Demanding that job centres be told of all firms where more than one in four staff is from overseas would form part of the new system to provide Whitehall and town halls with vital information.

Miliband hopes to shift the focus of the debate from border controls, and what he says are ineffective Government caps on arrivals, towards the impact on people's daily lives.

While restrictions on new arrivals, including caps on people from any new EU member state, are necessary, reforming the jobs market is just as important, he argued.

Stricter enforcement of minimum wage laws and doubling fines to £10,000 would also form part of an effort to stop firms using cheap foreign labour to undercut domestic jobseekers.

Miliband distanced himself from the rhetoric of his predecessor Gordon Brown, saying: "I am not going to promise 'British jobs for British workers'.

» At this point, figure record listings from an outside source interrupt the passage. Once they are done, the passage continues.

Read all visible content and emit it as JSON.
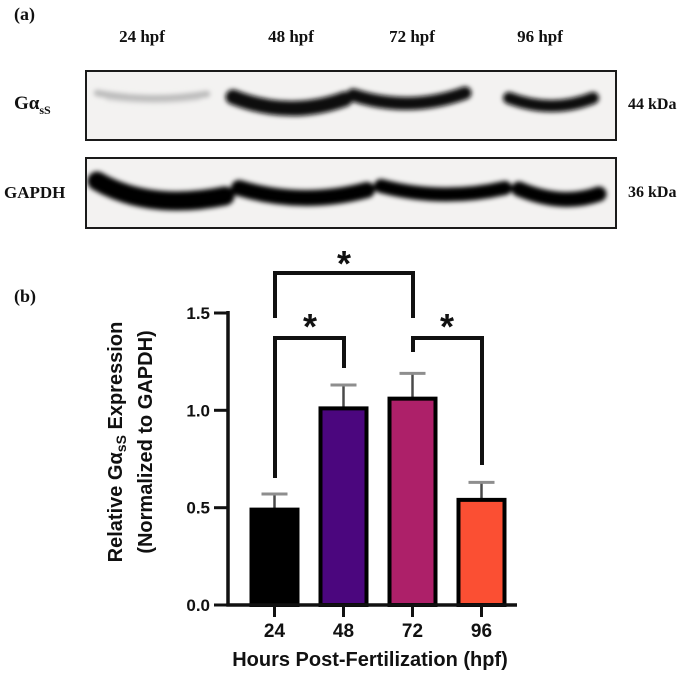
{
  "panel_a": {
    "label": "(a)",
    "lane_labels": [
      "24 hpf",
      "48 hpf",
      "72 hpf",
      "96 hpf"
    ],
    "blots": [
      {
        "protein": "Gα",
        "protein_sub": "sS",
        "mw_label": "44 kDa",
        "band_intensities": [
          "faint",
          "strong",
          "strong",
          "strong"
        ]
      },
      {
        "protein": "GAPDH",
        "protein_sub": "",
        "mw_label": "36 kDa",
        "band_intensities": [
          "strong",
          "strong",
          "strong",
          "strong"
        ]
      }
    ]
  },
  "panel_b": {
    "label": "(b)"
  },
  "chart_data": {
    "type": "bar",
    "categories": [
      "24",
      "48",
      "72",
      "96"
    ],
    "values": [
      0.49,
      1.01,
      1.06,
      0.54
    ],
    "errors_sem": [
      0.08,
      0.12,
      0.13,
      0.09
    ],
    "bar_colors": [
      "#000000",
      "#4B067E",
      "#AD2069",
      "#FB4F33"
    ],
    "title": "",
    "xlabel": "Hours Post-Fertilization (hpf)",
    "ylabel_line1": {
      "prefix": "Relative Gα",
      "sub": "sS",
      "suffix": " Expression"
    },
    "ylabel_line2": "(Normalized to GAPDH)",
    "ylim": [
      0,
      1.5
    ],
    "ytick_labels": [
      "1.5",
      "1.0",
      "0.5",
      "0.0"
    ],
    "grid": false,
    "legend": "none",
    "error_cap_color": "#8e8e8e",
    "significance_brackets": [
      {
        "between": [
          "24",
          "72"
        ],
        "label": "*"
      },
      {
        "between": [
          "24",
          "48"
        ],
        "label": "*"
      },
      {
        "between": [
          "72",
          "96"
        ],
        "label": "*"
      }
    ]
  }
}
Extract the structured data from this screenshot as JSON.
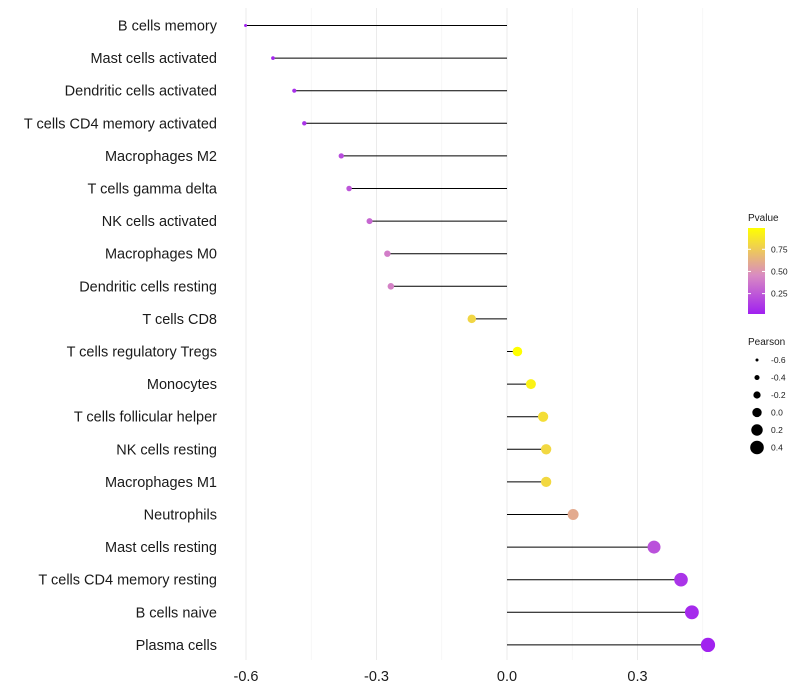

"But we need an economy which offers working people a fair crack of the whip. The problem we need to address is in those areas and sectors where local talent is locked out of opportunity."

He said Labour had to change its approach to immigration and recognise "the costs as well as the benefits".

The last Labour government under Brown became "too disconnected from the concerns of working people", he said.

"We too easily assumed those who worried about immigration were stuck in the past, unrealistic about how things could be different, even prejudiced," he said.

"But Britain was experiencing the largest peacetime migration in recent history, and people's concerns were genuine.

"Why didn't we listen more? At least by the end of our time in office, we were too dazzled by globalisation and too sanguine about its price.

"By focusing too much on globalisation and migration's impact on growth, we lost sight of who was benefiting from that growth - and the people who were being squeezed. And, to those who lost out, Labour was too quick to say 'Like it or lump it'."